Overview
I have a user registration / onboarding flow that I am currently trying to optimise and better understand before scaling out to much larger load tests.
Test Collection: (500 RU)
PartitionKey: tenant_email
Multi-Master: 5 Regions
Below is the single region statistics on a database with only one region.
- Step 1 - Register new user (10.17 RU)
- Step 2 - Update some data (3.4 RU)
- Step 3 - Create a subscription (13.23 RU)
- Step 4 - Update some data (3.43 RU)
- Step 4 - Update some data (3.43 RU)
- Step 5 - Update some data (3.83 RU)
- Step 6 - Refresh access token (3.13RU)
- Total: ~40.5 RU per onboard
Problem
Expected throughput: ~12 registrations (84req/sec)
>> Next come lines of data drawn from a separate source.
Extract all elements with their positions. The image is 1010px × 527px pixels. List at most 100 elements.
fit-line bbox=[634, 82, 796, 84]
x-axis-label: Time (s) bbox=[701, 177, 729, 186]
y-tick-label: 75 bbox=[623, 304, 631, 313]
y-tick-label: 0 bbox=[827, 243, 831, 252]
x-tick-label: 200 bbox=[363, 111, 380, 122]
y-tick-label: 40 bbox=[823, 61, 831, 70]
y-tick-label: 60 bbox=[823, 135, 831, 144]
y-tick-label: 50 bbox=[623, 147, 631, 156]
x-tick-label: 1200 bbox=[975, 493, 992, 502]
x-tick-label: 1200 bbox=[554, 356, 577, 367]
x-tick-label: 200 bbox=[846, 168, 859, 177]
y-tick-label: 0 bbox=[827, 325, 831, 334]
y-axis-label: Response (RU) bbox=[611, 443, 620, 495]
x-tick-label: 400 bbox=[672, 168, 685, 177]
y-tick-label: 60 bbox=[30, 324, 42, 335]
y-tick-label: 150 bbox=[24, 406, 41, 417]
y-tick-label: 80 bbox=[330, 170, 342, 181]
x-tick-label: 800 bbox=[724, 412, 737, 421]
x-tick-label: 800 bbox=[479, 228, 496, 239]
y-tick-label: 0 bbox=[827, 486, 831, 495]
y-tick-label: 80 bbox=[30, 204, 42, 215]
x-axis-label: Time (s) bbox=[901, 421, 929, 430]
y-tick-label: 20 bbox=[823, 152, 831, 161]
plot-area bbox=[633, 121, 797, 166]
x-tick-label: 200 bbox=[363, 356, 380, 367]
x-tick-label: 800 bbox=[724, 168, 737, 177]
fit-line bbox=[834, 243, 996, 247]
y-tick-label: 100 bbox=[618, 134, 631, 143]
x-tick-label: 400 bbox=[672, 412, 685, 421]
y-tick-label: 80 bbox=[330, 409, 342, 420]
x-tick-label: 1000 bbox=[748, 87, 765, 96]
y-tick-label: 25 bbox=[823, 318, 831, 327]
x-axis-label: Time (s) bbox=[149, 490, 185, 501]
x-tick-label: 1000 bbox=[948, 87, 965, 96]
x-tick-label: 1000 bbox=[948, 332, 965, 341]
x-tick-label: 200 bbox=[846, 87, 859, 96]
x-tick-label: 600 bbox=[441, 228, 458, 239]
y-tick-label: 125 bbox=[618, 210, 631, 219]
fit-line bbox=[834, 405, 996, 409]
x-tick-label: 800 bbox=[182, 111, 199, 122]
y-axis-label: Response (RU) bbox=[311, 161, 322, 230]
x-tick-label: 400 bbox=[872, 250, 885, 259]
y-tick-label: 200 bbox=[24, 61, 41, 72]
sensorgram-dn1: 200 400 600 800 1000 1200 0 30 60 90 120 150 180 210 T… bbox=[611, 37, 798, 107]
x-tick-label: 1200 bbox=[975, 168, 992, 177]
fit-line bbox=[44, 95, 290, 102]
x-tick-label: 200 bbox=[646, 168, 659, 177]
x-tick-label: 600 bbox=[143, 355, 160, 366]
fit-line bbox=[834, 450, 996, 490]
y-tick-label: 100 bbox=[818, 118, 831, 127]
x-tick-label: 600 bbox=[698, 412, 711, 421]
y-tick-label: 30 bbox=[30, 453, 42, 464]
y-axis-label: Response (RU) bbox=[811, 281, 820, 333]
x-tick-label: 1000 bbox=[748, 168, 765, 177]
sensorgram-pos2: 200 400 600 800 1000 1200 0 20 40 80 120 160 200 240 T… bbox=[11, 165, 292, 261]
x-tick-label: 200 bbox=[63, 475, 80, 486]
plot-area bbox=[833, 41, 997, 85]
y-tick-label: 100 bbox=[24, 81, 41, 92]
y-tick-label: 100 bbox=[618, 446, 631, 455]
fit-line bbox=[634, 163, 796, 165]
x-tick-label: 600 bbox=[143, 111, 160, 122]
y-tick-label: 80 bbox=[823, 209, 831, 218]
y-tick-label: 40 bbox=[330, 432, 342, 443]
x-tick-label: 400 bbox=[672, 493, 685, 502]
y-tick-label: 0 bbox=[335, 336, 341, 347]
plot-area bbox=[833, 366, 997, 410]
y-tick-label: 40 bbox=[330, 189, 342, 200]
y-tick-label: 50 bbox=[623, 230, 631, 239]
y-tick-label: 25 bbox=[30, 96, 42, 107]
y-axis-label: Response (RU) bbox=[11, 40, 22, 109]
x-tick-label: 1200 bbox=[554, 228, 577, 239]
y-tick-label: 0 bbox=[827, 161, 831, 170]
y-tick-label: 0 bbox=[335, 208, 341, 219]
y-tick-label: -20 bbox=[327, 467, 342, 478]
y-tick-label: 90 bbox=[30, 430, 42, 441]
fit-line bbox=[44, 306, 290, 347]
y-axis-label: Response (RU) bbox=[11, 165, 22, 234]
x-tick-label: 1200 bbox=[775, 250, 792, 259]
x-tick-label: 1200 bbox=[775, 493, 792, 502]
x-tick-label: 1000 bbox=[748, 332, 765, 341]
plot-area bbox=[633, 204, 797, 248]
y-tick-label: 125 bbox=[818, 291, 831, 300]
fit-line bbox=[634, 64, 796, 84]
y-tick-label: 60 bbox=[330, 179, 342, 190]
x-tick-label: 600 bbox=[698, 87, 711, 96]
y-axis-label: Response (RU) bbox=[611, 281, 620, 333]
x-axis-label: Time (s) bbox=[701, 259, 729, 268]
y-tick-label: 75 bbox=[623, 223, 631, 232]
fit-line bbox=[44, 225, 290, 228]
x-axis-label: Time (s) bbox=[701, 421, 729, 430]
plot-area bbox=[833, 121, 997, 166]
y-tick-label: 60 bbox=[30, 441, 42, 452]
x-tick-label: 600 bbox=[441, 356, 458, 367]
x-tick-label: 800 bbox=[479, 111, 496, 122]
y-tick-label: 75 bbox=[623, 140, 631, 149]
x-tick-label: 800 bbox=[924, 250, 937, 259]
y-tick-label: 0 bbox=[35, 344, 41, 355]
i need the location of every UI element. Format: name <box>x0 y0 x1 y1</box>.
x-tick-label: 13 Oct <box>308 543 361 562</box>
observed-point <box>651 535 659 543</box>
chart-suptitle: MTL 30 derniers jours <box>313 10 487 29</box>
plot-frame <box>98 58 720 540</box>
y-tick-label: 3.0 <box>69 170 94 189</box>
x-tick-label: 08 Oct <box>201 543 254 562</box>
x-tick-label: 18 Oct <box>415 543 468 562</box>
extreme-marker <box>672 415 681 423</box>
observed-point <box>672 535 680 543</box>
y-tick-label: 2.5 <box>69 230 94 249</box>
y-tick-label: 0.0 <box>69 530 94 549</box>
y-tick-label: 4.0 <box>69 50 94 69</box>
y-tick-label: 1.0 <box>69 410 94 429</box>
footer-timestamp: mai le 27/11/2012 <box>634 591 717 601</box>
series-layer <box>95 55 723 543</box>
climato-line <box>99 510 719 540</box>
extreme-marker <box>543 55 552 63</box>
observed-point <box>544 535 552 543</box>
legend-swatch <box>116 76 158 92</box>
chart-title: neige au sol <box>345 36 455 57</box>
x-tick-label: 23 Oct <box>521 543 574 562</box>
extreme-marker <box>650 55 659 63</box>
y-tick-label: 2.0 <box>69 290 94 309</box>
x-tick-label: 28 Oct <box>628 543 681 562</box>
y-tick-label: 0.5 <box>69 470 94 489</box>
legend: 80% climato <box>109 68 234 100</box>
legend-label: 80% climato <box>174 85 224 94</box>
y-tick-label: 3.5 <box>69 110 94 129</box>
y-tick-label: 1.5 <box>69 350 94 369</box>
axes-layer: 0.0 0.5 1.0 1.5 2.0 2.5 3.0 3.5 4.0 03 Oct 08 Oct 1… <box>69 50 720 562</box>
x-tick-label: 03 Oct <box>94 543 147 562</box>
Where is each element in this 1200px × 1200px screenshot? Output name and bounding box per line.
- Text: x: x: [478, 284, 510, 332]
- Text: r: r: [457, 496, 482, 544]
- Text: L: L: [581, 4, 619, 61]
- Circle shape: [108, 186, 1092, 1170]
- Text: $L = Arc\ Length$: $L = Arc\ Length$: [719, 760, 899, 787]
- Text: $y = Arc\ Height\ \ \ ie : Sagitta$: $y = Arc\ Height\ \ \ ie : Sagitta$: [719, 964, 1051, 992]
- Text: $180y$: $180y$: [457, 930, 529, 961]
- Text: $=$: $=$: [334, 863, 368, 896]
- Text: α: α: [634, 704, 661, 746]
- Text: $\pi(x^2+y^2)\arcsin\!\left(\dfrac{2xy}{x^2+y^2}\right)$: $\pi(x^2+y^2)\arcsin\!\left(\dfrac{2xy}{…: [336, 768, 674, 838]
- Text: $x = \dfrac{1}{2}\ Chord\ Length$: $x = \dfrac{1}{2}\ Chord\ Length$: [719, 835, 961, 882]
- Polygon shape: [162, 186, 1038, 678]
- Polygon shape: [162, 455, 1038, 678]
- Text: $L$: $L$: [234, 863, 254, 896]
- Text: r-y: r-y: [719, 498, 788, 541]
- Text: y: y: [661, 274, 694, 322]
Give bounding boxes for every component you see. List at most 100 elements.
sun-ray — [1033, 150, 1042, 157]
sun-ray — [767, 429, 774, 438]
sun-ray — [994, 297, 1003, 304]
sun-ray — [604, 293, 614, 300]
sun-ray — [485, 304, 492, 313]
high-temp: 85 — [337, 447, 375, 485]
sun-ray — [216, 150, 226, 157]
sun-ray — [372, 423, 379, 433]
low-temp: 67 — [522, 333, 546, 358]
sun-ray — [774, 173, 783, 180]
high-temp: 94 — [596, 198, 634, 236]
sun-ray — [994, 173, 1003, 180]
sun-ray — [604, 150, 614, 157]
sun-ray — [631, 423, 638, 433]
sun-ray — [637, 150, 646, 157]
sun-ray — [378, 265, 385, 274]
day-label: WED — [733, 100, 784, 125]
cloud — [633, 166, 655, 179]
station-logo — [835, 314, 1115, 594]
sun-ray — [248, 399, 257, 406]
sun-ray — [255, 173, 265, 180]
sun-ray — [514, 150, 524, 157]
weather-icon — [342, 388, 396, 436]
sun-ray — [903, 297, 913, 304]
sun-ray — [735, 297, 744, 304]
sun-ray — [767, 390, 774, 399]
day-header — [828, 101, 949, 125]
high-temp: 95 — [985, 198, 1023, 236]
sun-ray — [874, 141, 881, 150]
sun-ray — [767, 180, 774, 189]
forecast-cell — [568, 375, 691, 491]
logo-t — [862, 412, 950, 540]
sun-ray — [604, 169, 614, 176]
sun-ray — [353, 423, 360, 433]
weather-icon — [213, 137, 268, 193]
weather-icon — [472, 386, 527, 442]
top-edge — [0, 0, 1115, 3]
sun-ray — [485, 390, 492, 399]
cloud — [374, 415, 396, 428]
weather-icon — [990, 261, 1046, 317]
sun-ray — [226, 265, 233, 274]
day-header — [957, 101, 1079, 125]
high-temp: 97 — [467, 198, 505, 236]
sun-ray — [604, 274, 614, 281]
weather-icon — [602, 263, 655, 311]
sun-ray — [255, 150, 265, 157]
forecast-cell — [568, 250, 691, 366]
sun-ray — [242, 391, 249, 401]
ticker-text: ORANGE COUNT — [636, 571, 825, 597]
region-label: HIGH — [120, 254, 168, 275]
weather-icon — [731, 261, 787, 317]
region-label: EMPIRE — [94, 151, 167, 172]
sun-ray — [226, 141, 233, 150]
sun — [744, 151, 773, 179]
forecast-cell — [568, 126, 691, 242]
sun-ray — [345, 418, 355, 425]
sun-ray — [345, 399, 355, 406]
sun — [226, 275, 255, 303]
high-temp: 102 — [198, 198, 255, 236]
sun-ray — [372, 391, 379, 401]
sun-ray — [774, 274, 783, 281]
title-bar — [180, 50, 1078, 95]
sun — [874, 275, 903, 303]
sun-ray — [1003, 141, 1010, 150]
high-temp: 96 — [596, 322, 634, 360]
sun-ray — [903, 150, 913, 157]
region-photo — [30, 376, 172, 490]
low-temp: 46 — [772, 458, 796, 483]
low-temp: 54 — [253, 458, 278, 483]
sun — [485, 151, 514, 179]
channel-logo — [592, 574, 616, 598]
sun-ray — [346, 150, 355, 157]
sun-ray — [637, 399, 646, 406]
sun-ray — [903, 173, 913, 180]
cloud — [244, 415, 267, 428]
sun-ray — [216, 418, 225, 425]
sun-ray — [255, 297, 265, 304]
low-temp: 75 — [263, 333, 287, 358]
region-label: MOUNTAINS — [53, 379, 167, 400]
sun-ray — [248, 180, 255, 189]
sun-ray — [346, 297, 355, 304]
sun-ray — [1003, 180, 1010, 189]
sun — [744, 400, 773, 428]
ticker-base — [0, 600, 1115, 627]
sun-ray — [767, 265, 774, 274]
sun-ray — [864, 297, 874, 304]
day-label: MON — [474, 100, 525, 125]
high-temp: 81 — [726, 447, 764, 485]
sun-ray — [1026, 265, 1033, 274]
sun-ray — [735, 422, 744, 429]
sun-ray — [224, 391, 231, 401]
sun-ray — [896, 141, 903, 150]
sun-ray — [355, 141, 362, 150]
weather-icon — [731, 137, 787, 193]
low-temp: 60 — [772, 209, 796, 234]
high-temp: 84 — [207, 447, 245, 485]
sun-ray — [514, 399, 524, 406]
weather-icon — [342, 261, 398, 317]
Actual throughput: Heavy rate limiting at ~3 registrations per second (21req/sec). At ~40RU this seems like I'm only getting 120RU utilisation of the 500?
The storage distribution below, and the partitionKey should be unique enough to evenly distribute load over the collection to maximise throughput? not sure why the Max Consumed RU/s is so high.
Storage distribution for the collection and chosen partitionKey looks to be evenly distributed.
Update - Under utilisation
Here is a screenshot showing a collection with a single 500 RU partition. You can clearly see from this that the max consumed RU per partition sat around ~350 the whole time yet notice the heavy rate limiting even though we never hit 500 RU/s.